Such situations happen fairly frequently but it actually reinforces the potential benefits of going with radiation as the initial treatment. Obviously, a recurrence after an RP happens outside the prostate since it is no longer there. If this were to happen, it means that there was some small escape of cancer even before the prostate was removed. If radiation is used initially, both the prostate gland and surrounding pelvic areas can be radiated. This would greatly decrease the chance of recurrence from some small escape of cancer from the prostate gland itself.
Ultimately, as technology improves these microscopic escapes of cancer cells might be detectable in the future and there would not be so much guessing involved on whether escape as already occurred or not. Whenever escape as already occurred, then an RP is not the best choice.
@wwsmith "I am a big advocate of radiation treatment (RT) over radical prostatectomy (RP)."

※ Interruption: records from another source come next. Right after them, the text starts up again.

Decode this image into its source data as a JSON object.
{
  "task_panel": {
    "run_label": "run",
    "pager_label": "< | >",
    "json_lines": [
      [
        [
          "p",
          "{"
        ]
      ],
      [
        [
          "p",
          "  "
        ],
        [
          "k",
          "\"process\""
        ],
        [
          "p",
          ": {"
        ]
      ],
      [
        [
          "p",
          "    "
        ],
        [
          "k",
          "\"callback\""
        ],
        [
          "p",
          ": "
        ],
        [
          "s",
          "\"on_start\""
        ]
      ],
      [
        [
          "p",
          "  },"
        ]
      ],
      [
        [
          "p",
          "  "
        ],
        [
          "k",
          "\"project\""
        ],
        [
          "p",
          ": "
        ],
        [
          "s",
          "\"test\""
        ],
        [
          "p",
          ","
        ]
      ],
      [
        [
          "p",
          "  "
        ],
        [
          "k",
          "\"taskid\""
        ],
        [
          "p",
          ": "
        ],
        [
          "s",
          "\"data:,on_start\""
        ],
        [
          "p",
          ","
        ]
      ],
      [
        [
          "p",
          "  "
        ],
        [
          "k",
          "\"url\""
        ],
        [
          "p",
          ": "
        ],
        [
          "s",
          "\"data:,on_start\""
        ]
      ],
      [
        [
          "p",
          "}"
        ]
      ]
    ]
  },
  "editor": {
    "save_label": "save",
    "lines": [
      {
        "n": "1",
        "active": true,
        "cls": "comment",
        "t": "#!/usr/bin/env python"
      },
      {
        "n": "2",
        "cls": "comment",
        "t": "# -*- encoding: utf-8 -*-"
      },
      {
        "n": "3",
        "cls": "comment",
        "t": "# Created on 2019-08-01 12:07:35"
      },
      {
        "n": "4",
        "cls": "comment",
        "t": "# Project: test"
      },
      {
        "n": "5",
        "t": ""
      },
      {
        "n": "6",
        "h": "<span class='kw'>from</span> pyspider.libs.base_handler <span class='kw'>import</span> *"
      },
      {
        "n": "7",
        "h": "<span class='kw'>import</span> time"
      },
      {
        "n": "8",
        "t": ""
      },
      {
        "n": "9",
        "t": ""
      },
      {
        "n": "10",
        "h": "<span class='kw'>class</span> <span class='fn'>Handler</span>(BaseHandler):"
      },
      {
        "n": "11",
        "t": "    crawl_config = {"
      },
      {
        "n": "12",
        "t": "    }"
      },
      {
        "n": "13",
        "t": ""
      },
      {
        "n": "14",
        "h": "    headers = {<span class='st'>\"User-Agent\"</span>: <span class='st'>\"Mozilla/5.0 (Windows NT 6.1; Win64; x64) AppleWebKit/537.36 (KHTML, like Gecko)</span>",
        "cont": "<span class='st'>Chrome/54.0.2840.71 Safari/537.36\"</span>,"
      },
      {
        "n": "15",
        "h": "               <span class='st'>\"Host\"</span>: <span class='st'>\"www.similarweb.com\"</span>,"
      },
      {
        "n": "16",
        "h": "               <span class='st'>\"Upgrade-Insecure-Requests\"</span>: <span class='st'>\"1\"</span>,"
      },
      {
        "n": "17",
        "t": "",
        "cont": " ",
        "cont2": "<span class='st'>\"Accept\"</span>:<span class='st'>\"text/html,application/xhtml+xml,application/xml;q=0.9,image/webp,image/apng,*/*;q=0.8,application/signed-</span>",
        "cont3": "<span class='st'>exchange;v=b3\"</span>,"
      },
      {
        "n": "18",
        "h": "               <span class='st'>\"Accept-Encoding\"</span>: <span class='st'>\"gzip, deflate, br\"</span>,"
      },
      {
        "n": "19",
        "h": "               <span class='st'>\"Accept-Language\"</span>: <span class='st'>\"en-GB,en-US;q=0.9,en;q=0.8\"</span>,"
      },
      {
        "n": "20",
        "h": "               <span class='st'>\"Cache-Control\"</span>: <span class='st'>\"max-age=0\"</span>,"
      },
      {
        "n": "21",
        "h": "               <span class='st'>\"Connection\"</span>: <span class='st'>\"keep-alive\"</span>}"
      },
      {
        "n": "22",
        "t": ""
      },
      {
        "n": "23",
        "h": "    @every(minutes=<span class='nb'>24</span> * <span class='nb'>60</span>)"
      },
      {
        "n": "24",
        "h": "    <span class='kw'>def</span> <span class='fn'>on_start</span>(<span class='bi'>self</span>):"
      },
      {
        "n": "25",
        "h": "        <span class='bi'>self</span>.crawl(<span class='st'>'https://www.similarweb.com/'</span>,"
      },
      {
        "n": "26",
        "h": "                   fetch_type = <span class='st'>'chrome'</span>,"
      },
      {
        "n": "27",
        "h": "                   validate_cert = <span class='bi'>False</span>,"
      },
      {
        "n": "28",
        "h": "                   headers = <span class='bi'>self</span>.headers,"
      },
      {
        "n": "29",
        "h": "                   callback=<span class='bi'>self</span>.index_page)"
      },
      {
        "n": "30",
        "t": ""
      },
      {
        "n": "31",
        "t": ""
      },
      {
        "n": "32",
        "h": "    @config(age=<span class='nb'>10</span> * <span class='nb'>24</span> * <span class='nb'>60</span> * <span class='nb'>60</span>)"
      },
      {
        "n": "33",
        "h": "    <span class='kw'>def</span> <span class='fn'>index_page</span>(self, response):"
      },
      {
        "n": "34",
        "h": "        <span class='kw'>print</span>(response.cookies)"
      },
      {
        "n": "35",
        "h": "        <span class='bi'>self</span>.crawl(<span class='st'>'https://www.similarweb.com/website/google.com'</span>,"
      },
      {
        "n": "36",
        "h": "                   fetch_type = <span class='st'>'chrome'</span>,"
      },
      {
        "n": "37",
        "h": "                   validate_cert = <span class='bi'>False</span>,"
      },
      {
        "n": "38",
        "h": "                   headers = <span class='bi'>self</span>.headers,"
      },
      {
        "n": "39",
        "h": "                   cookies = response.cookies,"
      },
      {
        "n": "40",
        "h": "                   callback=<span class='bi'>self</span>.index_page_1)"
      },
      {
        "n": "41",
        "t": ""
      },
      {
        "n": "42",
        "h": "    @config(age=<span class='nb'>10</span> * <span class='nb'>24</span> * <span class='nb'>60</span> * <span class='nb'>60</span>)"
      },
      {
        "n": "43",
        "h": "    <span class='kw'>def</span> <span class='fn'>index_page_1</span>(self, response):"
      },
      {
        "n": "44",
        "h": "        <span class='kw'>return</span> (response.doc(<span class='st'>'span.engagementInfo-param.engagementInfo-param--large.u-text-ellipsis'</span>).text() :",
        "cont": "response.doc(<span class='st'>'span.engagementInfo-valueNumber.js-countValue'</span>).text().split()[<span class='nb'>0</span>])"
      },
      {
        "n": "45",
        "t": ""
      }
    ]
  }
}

Weill, I am the opposite. I chose RALP 5 years ago to avoid peripheral damage. I chose non-nerve-sparing because the cancer had already reached the surface of the prostate, so the nerves were probably already compromised. Surgery always removes the seminal vesicles, & cancer that escapes to the lymph glands is out the range of radiation, unless you radiate the entire pelvic region (with associated damage). In my case, there was no incontinence, then or now. I still have all the unused diapers.
I can always do radiation later (so far unneeded), but not the other way around. Plus, I kinda liked the idea of one visit (plus one post-op) rather than 38.
My friends who have had surgery are cancer-free after 15 years without any issues. Those that have had radiation, had have significant bladder issues.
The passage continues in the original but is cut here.